Он не паникует и не впадает в тревогу, хотя… ждет моего выступления, я знаю. Но говорим мы о другом. Обо всем, что произошло, хотя… конечно, и о моей программе. Сегодня я непривычно спешу рассказать ему все, захлебываясь новостями, неумолимо подходя к самой сути:
— Деда, я хотел сказать… — я останавливаюсь.
Дедушка сразу же замечает заминку и реагирует:
— Да, я слушаю. Юра, что то случилось? Что с тобой, отчего ты замолчал?
— Нет, — я спешу его успокоить, — что ты, со мной все в порядке. Все просто… Отлично. Я… так счастлив, деда, — это такое детское слово, а я собираюсь говорить о таком серьезном. — До сих пор у меня не было никакого близкого человека, кроме тебя. Но… Я… Деда, я влюбился.
Я слышу шуршание в трубке и теперь тревожно повторяю недавний вопрос деда:
— Почему ты молчишь?
— Я просто радуюсь, Юра. Юрочка, мой, такой… взрослый, — и я слышу в голосе дедушки улыбку. — Я рад. Раз ты… Доволен, то это… Взаимно?
— Да! — выпаливаю я. — Да, и даже больше: мы встречаемся. А еще… У меня будет совсем новая программа.
— О любви? — я слышу и вижу даже, как дед хмыкает в трубку, пряча краешек улыбки в усы.
И вдруг понимаю, что да, точнее и не скажешь:
— Да, о любви, об Агапе и Эросе одновременно, о том, что любовь много больше даже этих определений.

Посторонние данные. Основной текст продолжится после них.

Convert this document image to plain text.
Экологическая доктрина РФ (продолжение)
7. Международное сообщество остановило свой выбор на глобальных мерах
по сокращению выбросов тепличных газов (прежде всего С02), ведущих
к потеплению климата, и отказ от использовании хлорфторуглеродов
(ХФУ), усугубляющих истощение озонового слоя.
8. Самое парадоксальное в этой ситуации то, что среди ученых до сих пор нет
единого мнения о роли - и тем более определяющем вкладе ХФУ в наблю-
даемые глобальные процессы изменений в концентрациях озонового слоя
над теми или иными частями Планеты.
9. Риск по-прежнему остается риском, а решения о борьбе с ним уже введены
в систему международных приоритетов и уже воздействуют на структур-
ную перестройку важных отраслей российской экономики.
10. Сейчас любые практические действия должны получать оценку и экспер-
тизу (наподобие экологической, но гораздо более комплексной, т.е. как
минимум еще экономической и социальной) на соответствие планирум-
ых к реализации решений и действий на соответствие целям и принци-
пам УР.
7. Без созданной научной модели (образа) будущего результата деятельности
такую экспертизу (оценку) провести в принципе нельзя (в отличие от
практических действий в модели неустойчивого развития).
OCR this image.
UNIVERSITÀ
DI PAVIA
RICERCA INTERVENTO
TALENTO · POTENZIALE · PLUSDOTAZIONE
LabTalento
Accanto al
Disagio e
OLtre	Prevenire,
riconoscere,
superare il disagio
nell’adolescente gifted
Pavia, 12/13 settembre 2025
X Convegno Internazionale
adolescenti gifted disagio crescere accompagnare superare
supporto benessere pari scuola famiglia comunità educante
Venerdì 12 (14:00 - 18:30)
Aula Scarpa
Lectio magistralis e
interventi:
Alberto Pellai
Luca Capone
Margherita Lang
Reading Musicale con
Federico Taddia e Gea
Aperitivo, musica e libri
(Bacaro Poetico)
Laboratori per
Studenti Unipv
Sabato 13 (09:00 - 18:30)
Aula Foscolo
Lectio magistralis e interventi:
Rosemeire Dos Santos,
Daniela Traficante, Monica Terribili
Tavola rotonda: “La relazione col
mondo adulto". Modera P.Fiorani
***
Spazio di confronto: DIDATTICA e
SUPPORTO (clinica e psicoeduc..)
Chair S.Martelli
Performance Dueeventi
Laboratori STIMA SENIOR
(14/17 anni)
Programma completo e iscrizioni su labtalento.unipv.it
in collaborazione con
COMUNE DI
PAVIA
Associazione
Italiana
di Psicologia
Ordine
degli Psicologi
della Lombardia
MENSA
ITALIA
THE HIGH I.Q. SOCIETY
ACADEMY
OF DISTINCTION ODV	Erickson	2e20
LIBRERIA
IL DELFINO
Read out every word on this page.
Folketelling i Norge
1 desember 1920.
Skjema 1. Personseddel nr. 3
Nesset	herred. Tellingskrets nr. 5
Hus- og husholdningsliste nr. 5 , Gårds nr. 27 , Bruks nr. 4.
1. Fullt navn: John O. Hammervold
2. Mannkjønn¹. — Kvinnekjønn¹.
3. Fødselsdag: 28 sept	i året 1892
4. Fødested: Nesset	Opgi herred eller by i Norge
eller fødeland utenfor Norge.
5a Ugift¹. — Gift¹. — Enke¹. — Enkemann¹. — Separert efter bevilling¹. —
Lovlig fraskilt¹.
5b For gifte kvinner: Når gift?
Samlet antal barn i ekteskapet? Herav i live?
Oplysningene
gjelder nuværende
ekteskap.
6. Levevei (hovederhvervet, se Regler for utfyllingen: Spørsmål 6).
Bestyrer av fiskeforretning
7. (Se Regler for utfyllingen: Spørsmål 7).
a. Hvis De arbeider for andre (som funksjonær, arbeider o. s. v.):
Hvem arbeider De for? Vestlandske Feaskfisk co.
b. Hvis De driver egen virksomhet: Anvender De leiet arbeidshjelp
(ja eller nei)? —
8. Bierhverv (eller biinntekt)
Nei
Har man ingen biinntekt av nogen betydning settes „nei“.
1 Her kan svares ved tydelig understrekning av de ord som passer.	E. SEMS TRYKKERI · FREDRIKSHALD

Деда… Ты что плачешь?
Я не знаю, как такое представить, но… я даже не слышу, скорее… чувствую?
— Нет, нет, что ты, Юра. Я же кремень. И ты тоже, я знаю. И эта программа будет прекрасной, я буду смотреть на тебя, мой… Малыш.
Дедушке, конечно, можно так меня называть. От его слов в груди шкворчит, я оглядываюсь на тебя и нахожу твою ладонь. У меня ужасно громкий динамик, и это позволяет мгновенно разделить с тобой все.
— Я хочу познакомить вас, можно?
— Всегда. Я буду ждать. Это удивительная девушка раз тебе понравилась.
И я замираю. Не время и не место объяснять, и лучше бы просто… Я уверен, что…
— Я уверен, что тебе понравится мой любимый человек, — говорю я твердо. — Он и правда особенный, удивительный.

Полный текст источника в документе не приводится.